Unlike chefs who chase trends or theatrical reinventions, Boulud largely stayed consistent: classic French technique, elegant hospitality, polished dining rooms and menus wealthy diners still actually want to eat. Its this consistency that many credit him with for surviving.
This same thinking can be seen at Per Se from Thomas Keller, where the traditional tasting-menu format still holds, but is delivered with a level of refinement that justifies its place in a modern context. Across the city, the most successful Michelin-starred restaurants are those that have tightened their focus, reduced unnecessary formality and created experiences that feel immediate and relevant. In contrast to markets now questioning the viability of fine dining, New York demonstrates that when executed with clarity and intelligence, the model can still not only survive, but thrive.
In Singapore and Bali, Michelin chefs like Andrew Walsh are expanding via hotel partnerships, and well beyond a single fine-dining expression. Irish born Walsh relocated from Singapore to Bali. Having now opened two fabulous but accessible venues at Regent Canggu Bali, Saizon and Cure with a third on the way, he is reaching a large, global market. The backing of a secure hotel group secures not only the venues but prices. Produce prices can be kept lower as suppliers are potentially delivering to the whole hotel group, or at least to the hotel’s multiple venues. The same can be said for wages in some global locations.

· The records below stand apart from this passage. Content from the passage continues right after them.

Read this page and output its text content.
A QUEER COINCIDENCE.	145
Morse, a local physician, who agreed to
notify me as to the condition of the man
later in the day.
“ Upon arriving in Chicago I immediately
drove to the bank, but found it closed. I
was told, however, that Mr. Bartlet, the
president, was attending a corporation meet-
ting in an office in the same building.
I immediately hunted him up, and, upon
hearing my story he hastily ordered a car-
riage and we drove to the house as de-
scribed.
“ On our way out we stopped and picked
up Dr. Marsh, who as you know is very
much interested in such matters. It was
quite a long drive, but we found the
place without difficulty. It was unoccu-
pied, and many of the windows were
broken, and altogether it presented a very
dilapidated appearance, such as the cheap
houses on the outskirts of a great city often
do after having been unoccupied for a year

Whilst Kirk Westaway continues to refine what high end modern British fine dining can look like in Asia having added The Crown in Jakarta and The Albion by Kirk Westaway to his well established JAAN in Singapore in the last 12 months.

In Paris, Cedric Grolet is dominating the pastry world with stand alone venues, contracts with Dorchester Collection and globally with COMO Singapore.
Gordon Ramsay is a global success story who has long demonstrated the value of scale, diversification and brand strength, using every aspect of the media possible along with a colourful and brassy persona to boot to amass a huge empire.
The lesson is clear. Fine dining has not lost its relevance — but the traditional model is no longer enough. The restaurants that are succeeding are those that understand they are not just serving food. They are creating experiences, building brands and, increasingly, operating as part of a broader luxury ecosystem.
What Quay’s challenges signal is not failure, but a warning. The economics of fine dining are tightening, and chefs and venues who cannot adapt will struggle. But globally, at the highest level, the smartest operators are already moving. They are shortening menus, diversifying concepts, integrating into hotels, and creating environments that feel alive rather than formal.
In Bangkok, that energy is palpable. Dining rooms are full, not because the old rules still apply, but because new ones have been written. The same is true in New York, Paris and London, where the most successful restaurants are those that balance excellence with evolution. The future of fine dining is not about whether it survives. It is about who is willing and able to change – and in Australia?